(Bloomberg) – The steep drop in output from U.S. shale wells is turning out to be worse than expected, forcing oil drillers to work even harder to keep production from slipping, research firm Enverus said in its latest report.
The firm’s conclusion that there won’t be a surge of American oil production comes after the amount of crude extracted from U.S. shale wells doubled in the past decade. The falling output rate over time highlights a fact of life for U.S. shale operators: oil wells are most prolific in early months of production, with gushers quickly turning to trickles. That reality is why oil output boomed during the shale revolution of the 2010s, as companies chased production growth.

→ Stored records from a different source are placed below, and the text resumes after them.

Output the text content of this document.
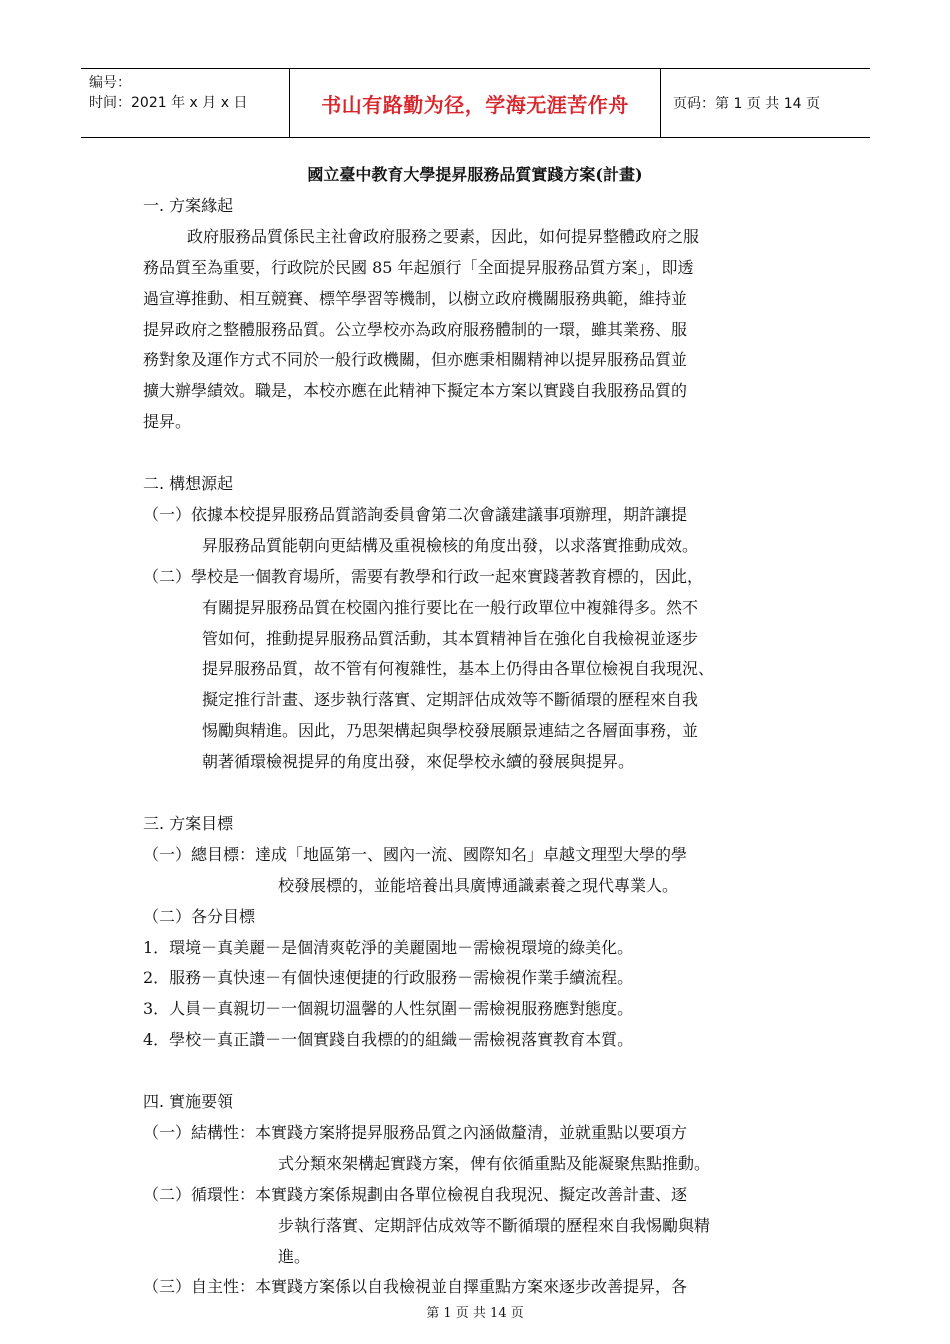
编号：
时间：2021 年 x 月 x 日	书山有路勤为径，学海无涯苦作舟	页码：第 1 页 共 14 页
國立臺中教育大學提昇服務品質實踐方案(計畫)
一. 方案緣起
政府服務品質係民主社會政府服務之要素，因此，如何提昇整體政府之服
務品質至為重要，行政院於民國 85 年起頒行「全面提昇服務品質方案」，即透
過宣導推動、相互競賽、標竿學習等機制，以樹立政府機關服務典範，維持並
提昇政府之整體服務品質。公立學校亦為政府服務體制的一環，雖其業務、服
務對象及運作方式不同於一般行政機關，但亦應秉相關精神以提昇服務品質並
擴大辦學績效。職是，本校亦應在此精神下擬定本方案以實踐自我服務品質的
提昇。
二. 構想源起
（一）依據本校提昇服務品質諮詢委員會第二次會議建議事項辦理，期許讓提
昇服務品質能朝向更結構及重視檢核的角度出發，以求落實推動成效。
（二）學校是一個教育場所，需要有教學和行政一起來實踐著教育標的，因此，
有關提昇服務品質在校園內推行要比在一般行政單位中複雜得多。然不
管如何，推動提昇服務品質活動，其本質精神旨在強化自我檢視並逐步
提昇服務品質，故不管有何複雜性，基本上仍得由各單位檢視自我現況、
擬定推行計畫、逐步執行落實、定期評估成效等不斷循環的歷程來自我
惕勵與精進。因此，乃思架構起與學校發展願景連結之各層面事務，並
朝著循環檢視提昇的角度出發，來促學校永續的發展與提昇。
三. 方案目標
（一）總目標：達成「地區第一、國內一流、國際知名」卓越文理型大學的學
校發展標的，並能培養出具廣博通識素養之現代專業人。
（二）各分目標
1．環境－真美麗－是個清爽乾淨的美麗園地－需檢視環境的綠美化。
2．服務－真快速－有個快速便捷的行政服務－需檢視作業手續流程。
3．人員－真親切－一個親切溫馨的人性氛圍－需檢視服務應對態度。
4．學校－真正讚－一個實踐自我標的的組織－需檢視落實教育本質。
四. 實施要領
（一）結構性：本實踐方案將提昇服務品質之內涵做釐清，並就重點以要項方
式分類來架構起實踐方案，俾有依循重點及能凝聚焦點推動。
（二）循環性：本實踐方案係規劃由各單位檢視自我現況、擬定改善計畫、逐
步執行落實、定期評估成效等不斷循環的歷程來自我惕勵與精
進。
（三）自主性：本實踐方案係以自我檢視並自擇重點方案來逐步改善提昇，各
第 1 页 共 14 页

Now, however, most of the land is already owned or leased, offering few opportunities to drill new areas with vast oil reserves. Companies are considering a range of drilling and production strategies to maximize what they get out of each well such as drilling wells closer together, which makes the shale patch a more dense and difficult place to increase the rate of production.
“Summed up, the industry’s treadmill is speeding up, and this will make production growth more difficult than it was in the past,” said Dane Gregoris, Managing Director at Enverus Intelligence Research and author of the report published Tuesday.
In the Permian basin of west Texas and southeast New Mexico, North America’s most productive oil field, the rate of well production in the Midland area has declined by 0.5% each year since 2014. Well production in the nearby Delaware region has fallen by even more since that time.